Was bedeutet Ausschreibungsarten?
Im deutschen Vergaberecht steht öffentlichen Auftraggebern eine Reihe unterschiedlicher Verfahrensarten zur Verfügung, die je nach Auftragsgegenstand, Auftragswert und Komplexität des Beschaffungsvorhabens eingesetzt werden können. Die Wahl der richtigen Ausschreibungsart ist eine der grundlegenden Entscheidungen im Vergabeverfahren und muss vergaberechtlich begründet sein.
Oberhalb der EU-Schwellenwerte stehen folgende Verfahrensarten zur Verfügung: Das offene Verfahren, bei dem alle interessierten Unternehmen ein Angebot abgeben können. Das nicht offene Verfahren, bei dem nach einem Teilnahmewettbewerb nur ausgewählte Bewerber zur Angebotsabgabe aufgefordert werden.
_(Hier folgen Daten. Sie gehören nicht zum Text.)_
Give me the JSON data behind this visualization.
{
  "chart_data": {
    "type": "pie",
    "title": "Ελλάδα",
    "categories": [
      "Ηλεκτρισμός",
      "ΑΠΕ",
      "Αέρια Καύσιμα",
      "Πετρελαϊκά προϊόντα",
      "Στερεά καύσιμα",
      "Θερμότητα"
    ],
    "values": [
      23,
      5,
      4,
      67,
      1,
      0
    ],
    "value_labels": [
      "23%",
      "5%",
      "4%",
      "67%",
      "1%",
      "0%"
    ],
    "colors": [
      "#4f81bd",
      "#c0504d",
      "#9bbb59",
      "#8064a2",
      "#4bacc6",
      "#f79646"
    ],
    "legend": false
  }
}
Das Verhandlungsverfahren mit vorherigem Teilnahmewettbewerb, bei dem über die Angebote verhandelt werden darf. Der wettbewerbliche Dialog, der bei besonders komplexen Aufträgen zum Einsatz kommt. Die Innovationspartnerschaft, die für die Entwicklung und anschließende Beschaffung innovativer Leistungen vorgesehen ist. Zudem gibt es das Verhandlungsverfahren ohne Teilnahmewettbewerb, das nur unter engen gesetzlichen Voraussetzungen zulässig ist.
Im Unterschwellenbereich (unterhalb der EU-Schwellenwerte) unterscheidet man die öffentliche Ausschreibung, die beschränkte Ausschreibung mit oder ohne Teilnahmewettbewerb, die Verhandlungsvergabe sowie die Direktvergabe. Diese Verfahren sind weniger formalisiert, unterliegen aber dennoch den Grundsätzen des Wettbewerbs und der Transparenz.
Relevanz für Bieter
Die Ausschreibungsart hat unmittelbare Auswirkungen auf die Beteiligungsmöglichkeiten und den Aufwand für Bieter. Beim offenen Verfahren kann jedes Unternehmen direkt ein Angebot einreichen, während bei nicht offenen Verfahren oder Verhandlungsverfahren zunächst eine Bewerbung um Teilnahme erforderlich ist. Bieter müssen daher die Verfahrensart in der Bekanntmachung beachten und ihre Beteiligungsstrategie entsprechend anpassen.
Verhandlungsverfahren bieten Bietern die Möglichkeit, ihre Angebote im Dialog mit dem Auftraggeber zu optimieren, erfordern aber auch eine höhere Flexibilität und Verhandlungskompetenz. Bieter, die regelmäßig an öffentlichen Vergaben teilnehmen, sollten die Besonderheiten jeder Verfahrensart kennen und ihre internen Prozesse darauf abstimmen.
Rechtlicher Rahmen
Die Verfahrensarten oberhalb der EU-Schwellenwerte sind in den Paragraphen 119 bis 121 GWB sowie in den Paragraphen 14 bis 18 VgV geregelt. Für Bauaufträge gelten die Bestimmungen der VOB/A Abschnitt 2. Im Unterschwellenbereich regeln die UVgO (Paragraphen 8 bis 12) und die VOB/A Abschnitt 1 die zulässigen Verfahrensarten und ihre Voraussetzungen. Die Wahl der Verfahrensart muss dokumentiert und begründet werden.